Kadınların kurucu aklı o kadar kıymetli ki bunu gündelik hayata eşlerden birinin vefat ettiği ailelerde çok net görebiliriz. Eşlerden evin erkeği rahmetli olursa kadın dirayetiyle, şefkatiyle aileyi kanatları altına alarak tüm bireylere sahip çıkar. Eşi vefat ettikten sonra o ocak sönmüyorsa başında kadın olduğu içindir. O aile dağılmıyorsa kadının kurucu ve kuşatıcı fıtratı sayesindedir.

81 vilayetimizde yerel yönetimlerde çalışan tüm kadınlara, siyasete ve belediyelere kadın eli değdiren tüm hanım kardeşlerime el kalbi selamlarımı gönderiyorum.

Bugün ülkemizde kadın hakları açısından önemli bir düzenlemenin 91. yıl dönümüdür. 1930 yılında önce belediye seçimlerinde seçme ve seçilme hakkı elden eden kadınlar, 4 yıl sonra 5 Aralık 1934'te Anayasa ve Seçim Kanunu'nda yapılan değişikliklerle milletvekili seçme ve seçilme hakkı kazanmıştır. Böylece ülkemizde kadınlar Avrupa'daki hemcinslerinden çok daha evvel seçme ve seçilme hakkına kavuşmuşlardır.
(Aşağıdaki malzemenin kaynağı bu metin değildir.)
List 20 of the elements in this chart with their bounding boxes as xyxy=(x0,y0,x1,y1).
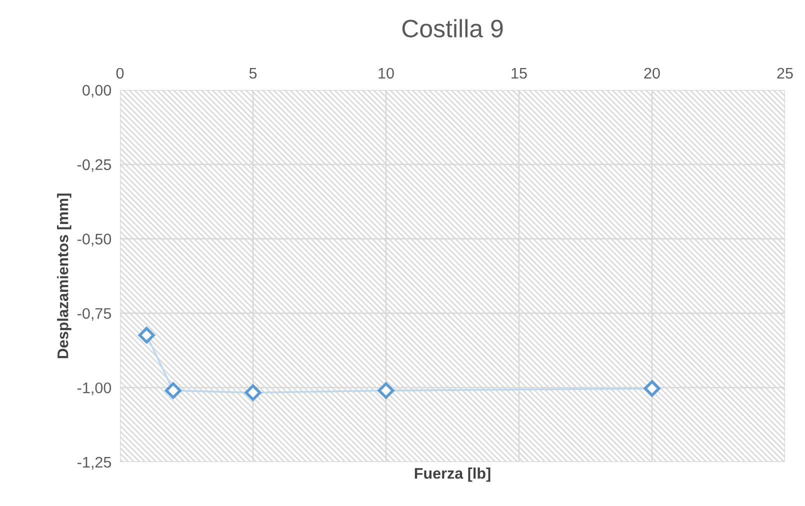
y-tick-label: -1,25 xyxy=(78,456,112,470)
x-axis-title: Fuerza [lb] xyxy=(414,468,490,482)
y-tick-label: -0,25 xyxy=(78,159,112,172)
x-tick-label: 20 xyxy=(644,68,660,79)
y-tick-label: 0,00 xyxy=(82,84,112,98)
x-tick-label: 5 xyxy=(249,68,257,79)
x-tick-label: 15 xyxy=(512,68,527,79)
y-axis-title: Desplazamientos [mm] xyxy=(57,194,72,358)
y-tick-label: -1,00 xyxy=(78,382,112,396)
chart-title: Costilla 9 xyxy=(402,19,503,38)
x-tick-label: 25 xyxy=(777,68,793,79)
point xyxy=(244,384,262,401)
point xyxy=(378,382,394,399)
y-tick-label: -0,75 xyxy=(78,308,112,321)
x-tick-label: 0 xyxy=(116,68,124,79)
y-tick-label: -0,50 xyxy=(78,234,112,246)
point xyxy=(138,326,155,344)
point xyxy=(644,380,660,397)
x-tick-label: 10 xyxy=(378,68,394,79)
point xyxy=(164,382,182,399)
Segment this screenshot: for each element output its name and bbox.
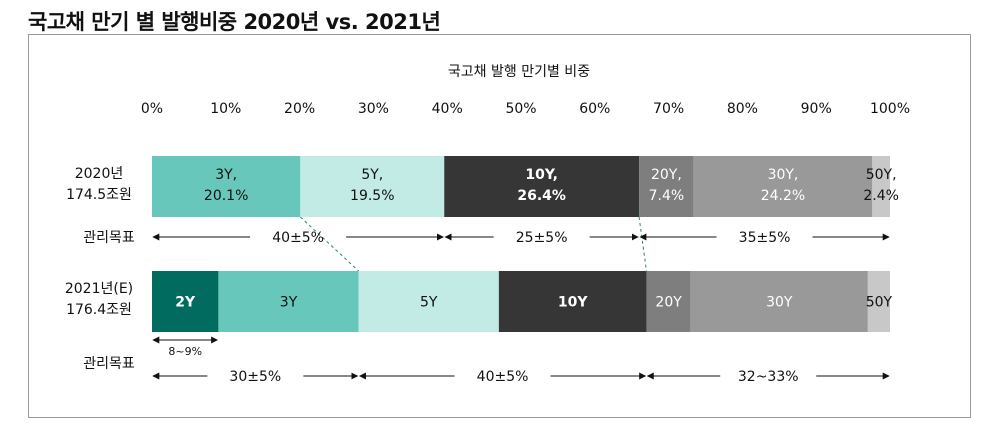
connector-line [638,216,647,272]
row-label: 2021년(E) [65,281,133,297]
x-tick-label: 50% [505,101,536,117]
chart: 국고채 발행 만기별 비중 0% 10% 20% 30% 40% 50% 60% 70% 80%… [65,64,910,385]
x-tick-label: 30% [358,101,389,117]
target-2020-range-label: 25±5% [516,230,568,246]
bar-segment [152,156,301,217]
bar-segment [498,271,647,332]
target-2021-label: 관리목표 [83,356,135,372]
segment-label: 30Y [766,295,793,311]
target-2020-label: 관리목표 [83,230,135,246]
segment-label: 10Y, [525,167,558,183]
segment-value-label: 19.5% [350,188,394,204]
x-tick-label: 60% [579,101,610,117]
target-2021-short-range-label: 8~9% [168,345,202,358]
bar-segment [646,271,691,332]
target-2021-range-label: 40±5% [477,369,529,385]
bar-segment [867,271,890,332]
row-label: 176.4조원 [66,302,132,318]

1930 ve 1934'te yapılan düzenlemelerle kadınların mücadelesi onurlandırılmıştır. Gazi Mustafa Kemal bu hakkın verilmesinin ardından şöyle demiştir:

'Medeni memleketlerin birçoğunda kadından esirgenen bu hak bugün Türk kadının önündedir ve onu salahiyet ve liyakatle kullanacaktır.'

"Kadınlar başörtüleri dolayısıyla seçilme hakkından mahrum bırakıldılar"

Doğrusu kadınlar bu anayasal haklarını uzun yıllar salahiyetle, liyakatle ve özgürce kullanamadılar. Görünür görünmez birçok engelle karşılaştılar. Mesela başörtüleri dolayısıyla seçilme hakkından mahrum bırakıldılar, mesela üniversiteyi kazandıklarında karşılarında ikna odalarını buldular, mesela kimi zaman kılık kıyafetlerinden, kimi zaman mezun oldukları okullardan ötürü ayrımcılığa uğradılar. 28 Şubat'ın baskıcı atmosferinde binlerce kadın eğitim, çalışma, kamuda çalışma haklarından feragat etmek zorunda kaldı. Kadınlar yıllarca inanç değerleriyle okulları, eğitimleri, meslekleri arasında çok travmatik tercihler yapmak mecburiyetinde bırakıldı. Bunların hepsini beraber yaşadık.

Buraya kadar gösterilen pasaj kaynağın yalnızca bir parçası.